Strategy synthesis (UPPAAL Stratego). Instead of just checking whether a property holds, you can ask UPPAAL to synthesize a controller that makes it hold. This is the realm of timed games — useful when part of the system is controllable (your code) and part is adversarial (the environment).

Source-code bridges. There’s active research on connecting real source code to UPPAAL’s engine — recent work develops a bridge between LLVM intermediate representation and the UPPAAL engine, which is one path toward applying timed model checking to actual implementations rather than only abstract models [4].

Industrial case studies. UPPAAL has been applied to real protocols: automotive systems verification using the FlexRay communication protocol [5], voting protocols such as Prêt à Voter [6], and contract-based middleware [7]. The patterns are similar to what you saw in the train-gate: identify the agents, give each one a clock, encode the handshake as channel synchronizations, and write the safety property as A[].

Getting started with UPPAAL¶

The official toolset is at uppaal.org. The GUI has three panes you’ll use constantly:

• Editor — drawing locations, edges, guards, and clock declarations.

• Simulator — stepping through executions by hand to sanity-check your model before verification.

• Verifier — running queries and inspecting counterexamples (which UPPAAL replays back into the simulator).

When a property fails, the verifier hands you a trace. Loading that trace into the simulator and stepping through it is, in my experience, the single most useful debugging move — much more useful than staring at the model and trying to reason about why your guards aren’t tight enough.

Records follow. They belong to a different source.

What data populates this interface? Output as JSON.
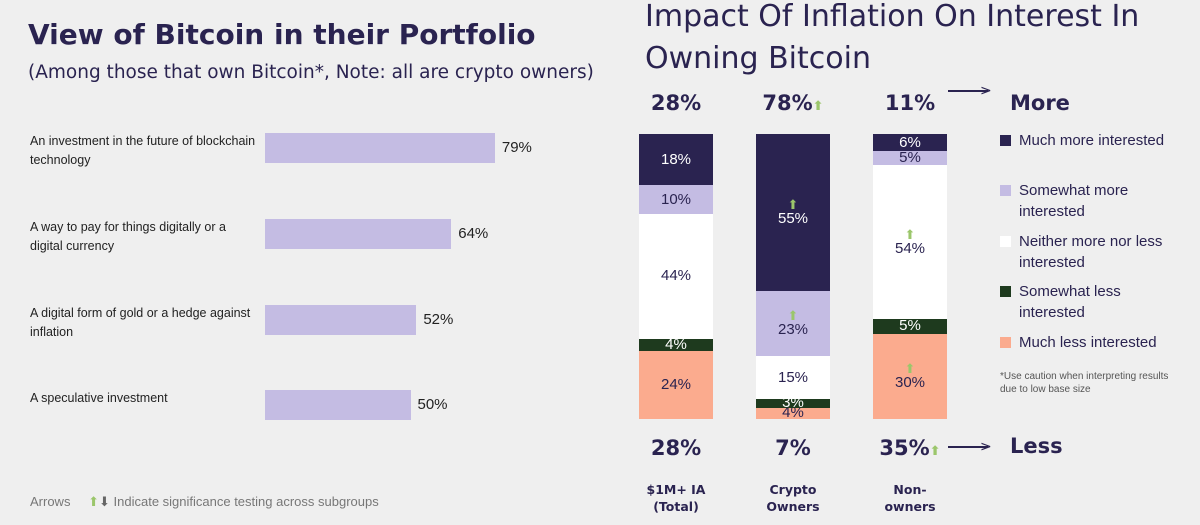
{
  "left": {
    "title": "View of Bitcoin in their Portfolio",
    "subtitle": "(Among those that own Bitcoin*, Note: all are crypto owners)",
    "footnote_prefix": "Arrows",
    "footnote_text": "Indicate significance testing across subgroups"
  },
  "right": {
    "title": "Impact Of Inflation On Interest In Owning Bitcoin",
    "more_label": "More",
    "less_label": "Less",
    "caution": "*Use caution when interpreting results due to low base size"
  },
  "chart_data": [
    {
      "type": "bar",
      "orientation": "horizontal",
      "categories": [
        "An investment in the future of blockchain technology",
        "A way to pay for things digitally or a digital currency",
        "A digital form of gold or a hedge against inflation",
        "A speculative investment"
      ],
      "values": [
        79,
        64,
        52,
        50
      ],
      "value_labels": [
        "79%",
        "64%",
        "52%",
        "50%"
      ],
      "color": "#c4bce3"
    },
    {
      "type": "bar",
      "stacked": true,
      "categories": [
        "$1M+ IA (Total)",
        "Crypto Owners",
        "Non-owners"
      ],
      "series": [
        {
          "name": "Much more interested",
          "color": "#2a2350",
          "text_color": "#ffffff",
          "values": [
            18,
            55,
            6
          ],
          "sig_up": [
            false,
            true,
            false
          ]
        },
        {
          "name": "Somewhat more interested",
          "color": "#c4bce3",
          "text_color": "#2a2350",
          "values": [
            10,
            23,
            5
          ],
          "sig_up": [
            false,
            true,
            false
          ]
        },
        {
          "name": "Neither more nor less interested",
          "color": "#ffffff",
          "text_color": "#2a2350",
          "values": [
            44,
            15,
            54
          ],
          "sig_up": [
            false,
            false,
            true
          ]
        },
        {
          "name": "Somewhat less interested",
          "color": "#1e3a1e",
          "text_color": "#ffffff",
          "values": [
            4,
            3,
            5
          ],
          "sig_up": [
            false,
            false,
            false
          ]
        },
        {
          "name": "Much less interested",
          "color": "#fbab8e",
          "text_color": "#2a2350",
          "values": [
            24,
            4,
            30
          ],
          "sig_up": [
            false,
            false,
            true
          ]
        }
      ],
      "more_totals": [
        "28%",
        "78%",
        "11%"
      ],
      "more_sig_up": [
        false,
        true,
        false
      ],
      "less_totals": [
        "28%",
        "7%",
        "35%"
      ],
      "less_sig_up": [
        false,
        false,
        true
      ]
    }
  ],
  "colors": {
    "sig_arrow": "#9bc66b"
  }
}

The standard introduction is Behrmann, David, and Larsen’s “A Tutorial on UPPAAL” [1], which works through the train-gate model and several others. The repository for this course ships the homework train-gate-hw.xml model and its three queries — building variations of those queries is a good way to develop intuition for when timing constraints buy you something and when they don’t.

Summary¶

The shift from untimed model checking to timed model checking is mostly a shift in what questions you can ask. The tools are similar in spirit — you write a model, you write a property, the checker either says “verified” or hands you a trace. What’s new is that your properties can mention when things happen, not just whether and in what order. The train-gate example shows the smallest interesting version of this: two queries that look almost identical, one fails, the other holds, and the only difference is a clock constraint that encodes a hidden fact about the gate’s history.

References¶

[1] G. Behrmann, A. David, and K. G. Larsen. “A Tutorial on UPPAAL.” In Formal Methods for the Design of Real-Time Systems (SFM-RT 2004), LNCS vol. 3185, pp. 200–236. Springer, 2004. Available at https://uppaal.org/texts/new-tutorial.pdf.

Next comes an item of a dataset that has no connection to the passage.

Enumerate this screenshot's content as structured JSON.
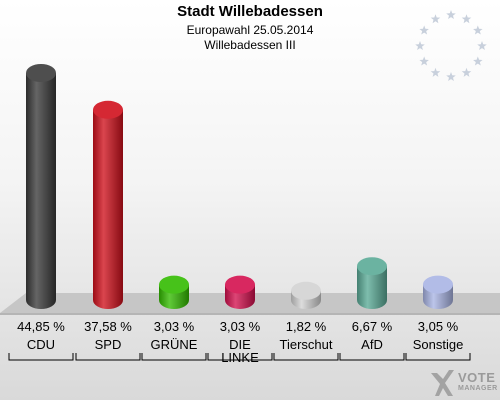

[2] A. David, K. G. Larsen, A. Legay, M. Mikučionis, and D. B. Poulsen. “UPPAAL SMC Tutorial.” International Journal on Software Tools for Technology Transfer, 17(4):397–415, 2015. Available at https://uppaal.org/texts/uppaal-smc-tutorial.pdf.

[3] A. David, K. G. Larsen, A. Legay, M. Mikučionis, and D. B. Poulsen. “UPPAAL-SMC: Statistical Model Checking for Priced Timed Automata.” arXiv:1207.1272, 2012. https://arxiv.org/abs/1207.1272.

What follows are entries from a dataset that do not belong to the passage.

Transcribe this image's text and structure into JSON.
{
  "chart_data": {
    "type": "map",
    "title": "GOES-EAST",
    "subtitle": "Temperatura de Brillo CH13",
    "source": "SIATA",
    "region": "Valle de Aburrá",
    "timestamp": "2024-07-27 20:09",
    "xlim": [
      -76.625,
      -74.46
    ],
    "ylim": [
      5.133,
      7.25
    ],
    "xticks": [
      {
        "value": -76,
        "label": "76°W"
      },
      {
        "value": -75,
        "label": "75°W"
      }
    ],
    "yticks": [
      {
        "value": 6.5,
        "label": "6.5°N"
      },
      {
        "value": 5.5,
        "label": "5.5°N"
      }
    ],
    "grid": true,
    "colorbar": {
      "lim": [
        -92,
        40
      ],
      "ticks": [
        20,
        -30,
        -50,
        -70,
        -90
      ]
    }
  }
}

[4] M. Kulczynski, D. Nowotka, A. Legay, and D. B. Poulsen. “Analysis of Source Code Using UPPAAL.” arXiv:2108.02963, 2021. https://arxiv.org/abs/2108.02963.

[5] X. Guo, H.-H. Lin, K. Yatake, and T. Aoki. “An UPPAAL Framework for Model Checking Automotive Systems with FlexRay Protocol.” In Formal Techniques for Safety-Critical Systems (FTSCS 2013), CCIS vol. 419, pp. 60–75. Springer, 2014.

[6] W. Jamroga, D. Kim, D. Mestel, P. Y. A. Ryan, S. Schneider, S. Srivatsa, M. Volkamer, and Z. Xia. “Model Checkers Are Cool: How to Model Check Voting Protocols in Uppaal.” arXiv:2007.12412, 2020. https://arxiv.org/abs/2007.12412.

[7] D. Basile. “Formal Analysis of the Contract Automata Runtime Environment with Uppaal: Modelling, Verification and Testing.” arXiv:2501.12932, 2025. https://arxiv.org/abs/2501.12932.

[8] UPPAAL official website and documentation. https://uppaal.org/.

[9] LEAP-at-Chapman. CPSC 570: From Bugs to Proofs — UPPAAL homework and train-gate-hw.xml model. https://github.com/LEAP-at-Chapman/CPSC-570-From-Bugs-to-Proofs/tree/main/upaal.